Original SMILES: CN1C(=O)C2=C(c3cc4c(s3)-c3sc(-c5ncc(C#N)s5)cc3C43OCCO3)N(C)C(=O)C2=C1c1cc2c(s1)-c1sc(-c3ncc(C#N)s3)cc1C21OCCO1
Translated SELFIES: [C][N][C][Branch1_3][epsilon][=O][C][=C][Branch2_3][epsilon][S][c][c][c][c][Branch1_3][Ring2][s][Ring1][Ring2][-c][s][c][Branch1_3][O][-c][n][c][c][Branch1_3][Ring1][C][#N][s][Ring1][Branch1_2][c][c][Ring1][F][C][Ring1][=N][O][C][C][O][Ring1][Ring2][N][Branch1_3][epsilon][C][C][Branch1_3][epsilon][=O][C][Ring2][epsilon][Branch2_3][=C][Ring2][epsilon][N][c][c][c][c][Branch1_3][Ring2][s][Ring1][Ring2][-c][s][c][Branch1_3][O][-c][n][c][c][Branch1_3][Ring1][C][#N][s][Ring1][Branch1_2][c][c][Ring1][F][C][Ring1][=N][O][C][C][O][Ring1][Ring2]
Translated SMILES: CN1C(=O)C2=C(c3cc4c(s3)-c3sc(-c5ncc(C#N)s5)cc3C43OCCO3)N(C)C(=O)C2=C1c1cc2c(s1)-c1sc(-c3ncc(C#N)s3)cc1C21OCCO1


When comparing the original and decoded SMILES, do not use `==` equality. Use RDKit to check whether both SMILES correspond to the same molecule.

In [None]:
print(f"== Equals: {smiles == decoded_smiles}")

# Recomended 
# can_smiles = Chem.CanonSmiles(smiles)
# can_decoded_smiles = Chem.CanonSmiles(decoded_smiles)
# print(f"RDKit Equals: {can_smiles == can_decoded_smiles}")

== Equals: True


# Advanced Usage
Now let's try to customize the SELFIES constraints. We will first look at the default SELFIES semantic constraints. 

In [None]:
default_constraints = sf.get_semantic_constraints()
print(f"Default Constraints:\n {default_constraints}")
print()

AttributeError: ignored

We have two compounds here, CS=CC#S and \[Li\]=CC in SELFIES form. Under the default SELFIES settings, they are translated like so. Note that since Li is not recognized by SELFIES, it is constrained to 8 bonds by default.

In [None]:
c_s_compound = sf.encoder("CS=CC#S")
li_compound = sf.encoder("[Li]=CC")

print(f"\t CS=CC#S --> {sf.decoder(c_s_compound)}")
print(f"\t [Li]=CC --> {sf.decoder(li_compound)}")

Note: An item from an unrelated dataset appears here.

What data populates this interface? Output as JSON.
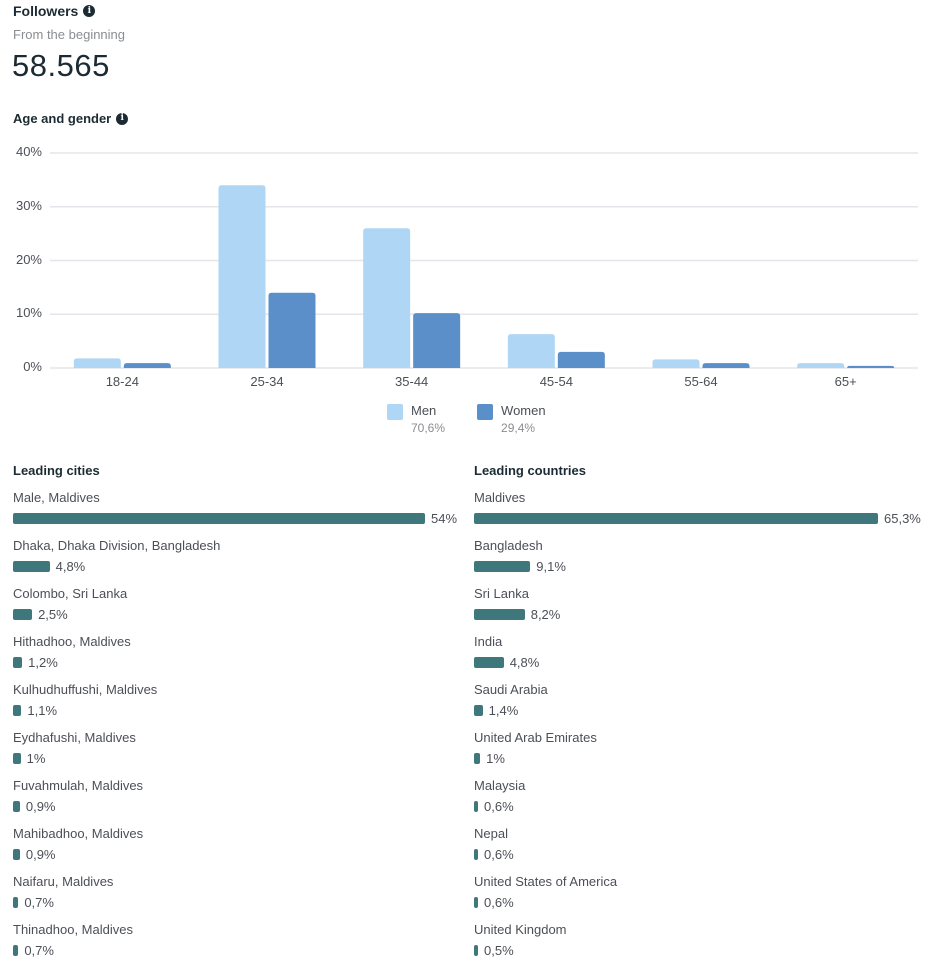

We can add Li to the SELFIES constraints, and restrict it to 1 bond only. We can also restrict S to 2 bonds (instead of its default 6). After setting the new constraints, we can check to see if they were updated.

In [None]:
new_constraints = default_constraints
new_constraints['Li'] = 1
new_constraints['S'] = 2

sf.set_semantic_constraints(new_constraints)  # update constraints 

print(f"Updated Constraints:\n {sf.get_semantic_constraints()}")

Under our new settings, our previous molecules are translated like so. Notice that our new semantic constraints are met.

In [None]:
print(f"\t CS=CC#S --> {sf.decoder(c_s_compound)}")
print(f"\t [Li]=CC --> {sf.decoder(li_compound)}")

To revert back to the default constraints, simply call: 

In [None]:
sf.set_semantic_constraints()